Die Auswertung einzelner Komorbiditäten zeigte in unserer Auswertung eine zunehmende Prävalenz mit zunehmenden Lebensdekaden. Auch wenn die Altersgruppe der 60- bis 69-Jährigen nur eingeschränkt als „geriatrischer“ Patient bezeichnet werden kann, so zeigt sich jedoch auch hier eine Komorbiditätsprävalenz von über 70 %. Ähnliches wurde 2009 von der GEDA berichtet. So zeigte sich in deren Patientenbefragung die Prävalenz kardiovaskulärer Erkrankungen bei 6,9 % für Frauen und 13,8 % für Männer im Alter zwischen 50 und 64 Jahren. Im Alter zwischen 65 und 74 Jahren waren es bereits 20,5 bzw. 31,0 % und jenseits des 75. Lebensjahrs 35,1 % bzw. 40,0 % [4].

Aus dem Deutschen Gesundheitsbericht Diabetes 2015 geht hervor, dass über ein Viertel der über 75-Jährigen an einem Diabetes mellitus leidet. In unserer Auswertung waren die prozentualen Anteile der Patienten mit einem kodierten Diabetes mellitus dieser Einschätzung ähnlich. Die Arbeitsgruppe wies darüber hinaus darauf hin, dass insbesondere biologisch ältere, multimorbide Patienten spezieller Vorgehensweisen in der Zielplanung, den Allgemeinmaßnahmen und der Pharmakotherapie bedürfen [7].

Betrachtet man nun beide Veränderungen im Einklang, so ist zukünftig von einer zunehmenden Anzahl älterer Patienten, die entsprechend ihrem Alter eine Vielzahl von Komorbiditäten mitbringen, auszugehen. Dieser Trend wird sich auch bei bg-lich versicherten Patienten widerspiegeln. Hieraus schlussfolgernd, sind unserer Ansicht nach zum einen die einheitliche Erfassung und statistische Aufarbeitung der Komorbiditäten von Patienten im BG-Wesen erforderlich, um diese Veränderungen zu objektivieren und quantifizieren zu können. Des Weiteren resultiert hieraus eine unverzichtbare enge interdisziplinäre Zusammenarbeit mit Präsenz internistisch/neurologischer Fachabteilungen gerade auch für die Versorgung vornehmlich chirurgischer Patienten, um dem Versorgungsauftrag dieser Patienten mit einer hohen Komorbiditäts- und Multimorbiditätsrate gerecht zu werden. Auch das Miteinbeziehen eines Geriaters ist an dieser Stelle zu diskutieren.

Fazit für die Praxis

  • Ein Großteil der Patienten >65 Jahre sind Rehabilitanten.
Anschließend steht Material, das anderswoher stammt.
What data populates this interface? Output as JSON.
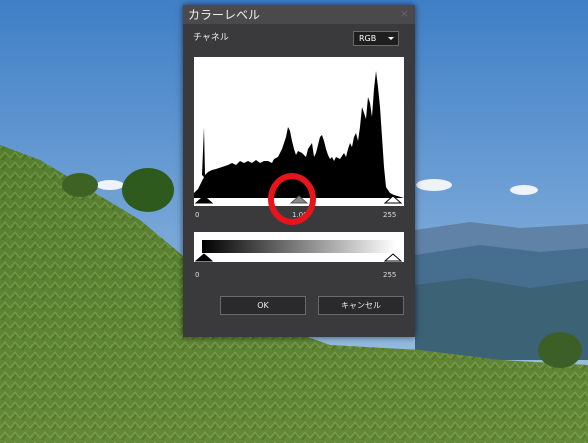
{
  "dialog": {
    "title": "カラーレベル",
    "close_glyph": "×",
    "channel_label": "チャネル",
    "channel_value": "RGB",
    "input_min": "0",
    "input_gamma": "1.00",
    "input_max": "255",
    "output_min": "0",
    "output_max": "255",
    "ok_label": "OK",
    "cancel_label": "キャンセル"
  },
  "colors": {
    "annotation": "#e8141b",
    "dialog_bg": "#3a3a3c"
  }
}
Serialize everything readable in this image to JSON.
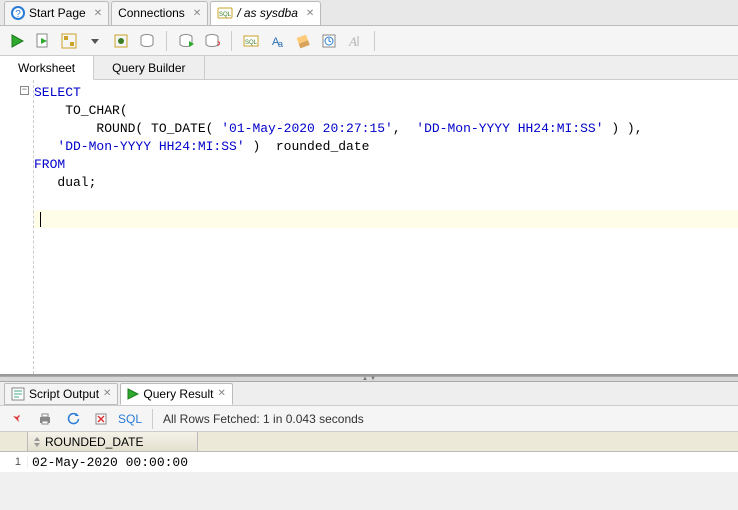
{
  "top_tabs": {
    "start_page": "Start Page",
    "connections": "Connections",
    "active": "/ as sysdba"
  },
  "sub_tabs": {
    "worksheet": "Worksheet",
    "query_builder": "Query Builder"
  },
  "sql": {
    "l1": "SELECT",
    "l2": "    TO_CHAR(",
    "l3a": "        ROUND( TO_DATE( ",
    "l3s1": "'01-May-2020 20:27:15'",
    "l3b": ",  ",
    "l3s2": "'DD-Mon-YYYY HH24:MI:SS'",
    "l3c": " ) ),",
    "l4a": "   ",
    "l4s": "'DD-Mon-YYYY HH24:MI:SS'",
    "l4b": " )  rounded_date",
    "l5": "FROM",
    "l6": "   dual;"
  },
  "result_tabs": {
    "script_output": "Script Output",
    "query_result": "Query Result"
  },
  "result_toolbar": {
    "sql_link": "SQL",
    "status": "All Rows Fetched: 1 in 0.043 seconds"
  },
  "grid": {
    "column": "ROUNDED_DATE",
    "row_num": "1",
    "value": "02-May-2020 00:00:00"
  }
}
  • Es ist ein Anstieg der >80-Jährigen zu verzeichnen.

  • Rund drei Viertel der Patienten >65 Jahre haben internistisch/neurologische Komorbiditäten.
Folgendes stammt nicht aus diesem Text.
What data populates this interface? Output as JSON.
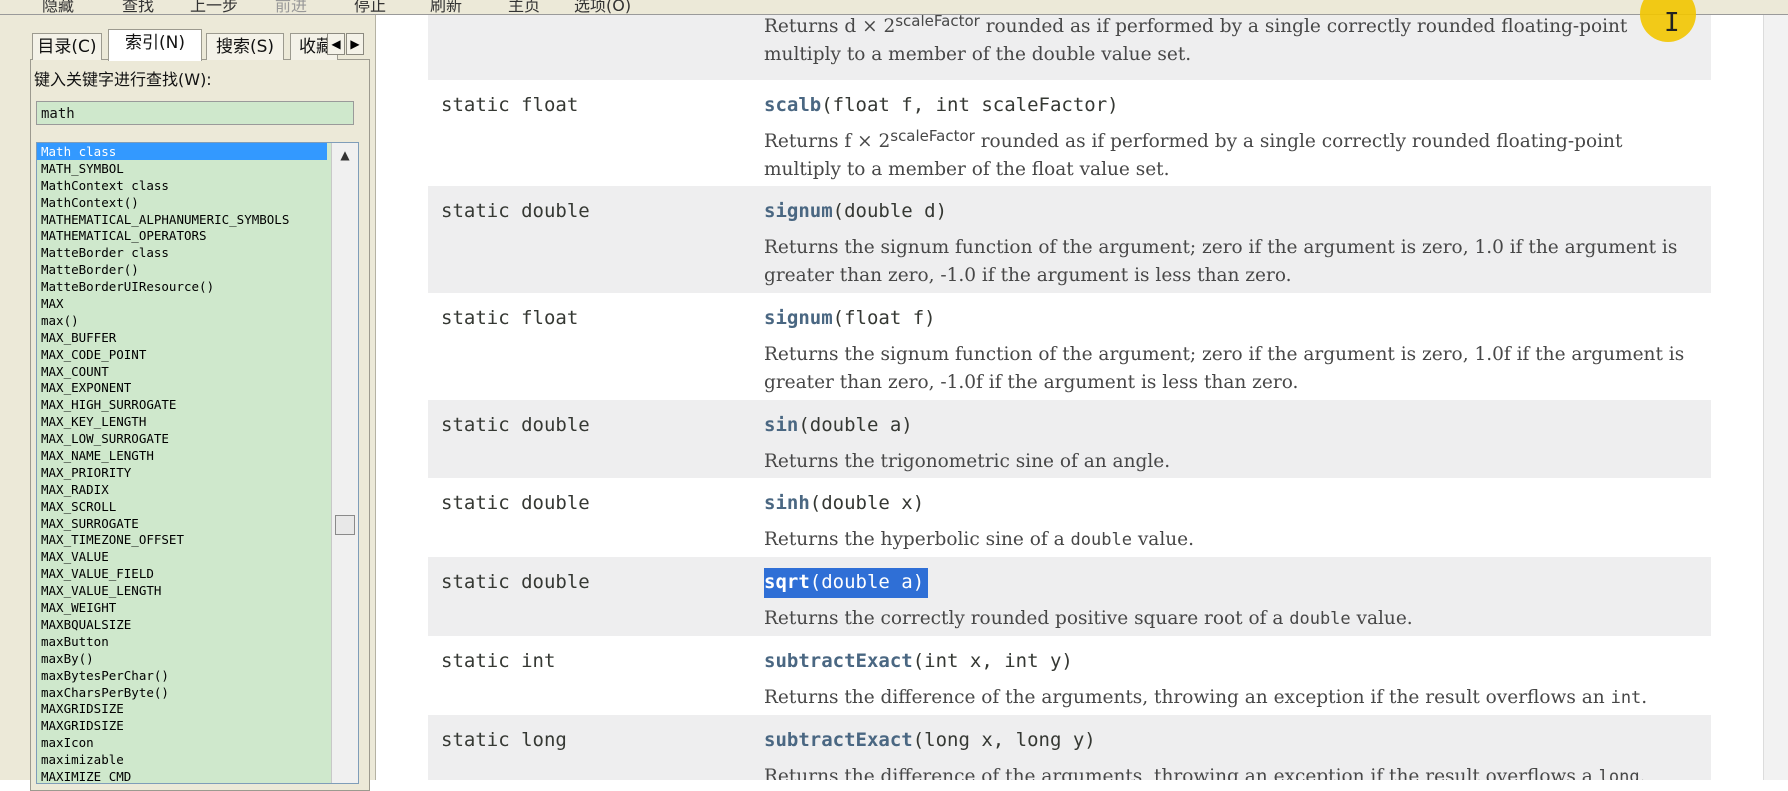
{
  "toolbar": [
    "隐藏",
    "查找",
    "上一步",
    "前进",
    "停止",
    "刷新",
    "主页",
    "选项(O)"
  ],
  "tabs": [
    "目录(C)",
    "索引(N)",
    "搜索(S)",
    "收藏"
  ],
  "search": {
    "label": "键入关键字进行查找(W):",
    "value": "math"
  },
  "index_items": [
    "Math class",
    "MATH_SYMBOL",
    "MathContext class",
    "MathContext()",
    "MATHEMATICAL_ALPHANUMERIC_SYMBOLS",
    "MATHEMATICAL_OPERATORS",
    "MatteBorder class",
    "MatteBorder()",
    "MatteBorderUIResource()",
    "MAX",
    "max()",
    "MAX_BUFFER",
    "MAX_CODE_POINT",
    "MAX_COUNT",
    "MAX_EXPONENT",
    "MAX_HIGH_SURROGATE",
    "MAX_KEY_LENGTH",
    "MAX_LOW_SURROGATE",
    "MAX_NAME_LENGTH",
    "MAX_PRIORITY",
    "MAX_RADIX",
    "MAX_SCROLL",
    "MAX_SURROGATE",
    "MAX_TIMEZONE_OFFSET",
    "MAX_VALUE",
    "MAX_VALUE_FIELD",
    "MAX_VALUE_LENGTH",
    "MAX_WEIGHT",
    "MAXBQUALSIZE",
    "maxButton",
    "maxBy()",
    "maxBytesPerChar()",
    "maxCharsPerByte()",
    "MAXGRIDSIZE",
    "MAXGRIDSIZE",
    "maxIcon",
    "maximizable",
    "MAXIMIZE_CMD"
  ],
  "top_desc": {
    "pre": "Returns d × 2",
    "sup": "scaleFactor",
    "post": " rounded as if performed by a single correctly rounded floating-point multiply to a member of the double value set."
  },
  "methods": [
    {
      "type": "static float",
      "name": "scalb",
      "params": "(float f, int scaleFactor)",
      "desc_pre": "Returns f × 2",
      "desc_sup": "scaleFactor",
      "desc_post": " rounded as if performed by a single correctly rounded floating-point multiply to a member of the float value set."
    },
    {
      "type": "static double",
      "name": "signum",
      "params": "(double d)",
      "desc": "Returns the signum function of the argument; zero if the argument is zero, 1.0 if the argument is greater than zero, -1.0 if the argument is less than zero."
    },
    {
      "type": "static float",
      "name": "signum",
      "params": "(float f)",
      "desc": "Returns the signum function of the argument; zero if the argument is zero, 1.0f if the argument is greater than zero, -1.0f if the argument is less than zero."
    },
    {
      "type": "static double",
      "name": "sin",
      "params": "(double a)",
      "desc": "Returns the trigonometric sine of an angle."
    },
    {
      "type": "static double",
      "name": "sinh",
      "params": "(double x)",
      "desc_pre": "Returns the hyperbolic sine of a ",
      "desc_code": "double",
      "desc_post": " value."
    },
    {
      "type": "static double",
      "name": "sqrt",
      "params": "(double a)",
      "desc_pre": "Returns the correctly rounded positive square root of a ",
      "desc_code": "double",
      "desc_post": " value."
    },
    {
      "type": "static int",
      "name": "subtractExact",
      "params": "(int x, int y)",
      "desc_pre": "Returns the difference of the arguments, throwing an exception if the result overflows an ",
      "desc_code": "int",
      "desc_post": "."
    },
    {
      "type": "static long",
      "name": "subtractExact",
      "params": "(long x, long y)",
      "desc_pre": "Returns the difference of the arguments, throwing an exception if the result overflows a ",
      "desc_code": "long",
      "desc_post": "."
    }
  ]
}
  • Es zeigt sich sowohl eine zunehmende Prävalenz von Komorbiditäten als auch ein zunehmendes Alter.

  • Das Risiko für komplikationsreiche Verläufe ist in diesem Patientengut erhöht.

  • Enge interdisziplinäre Zusammenarbeit ist im klinischen Alltag erforderlich.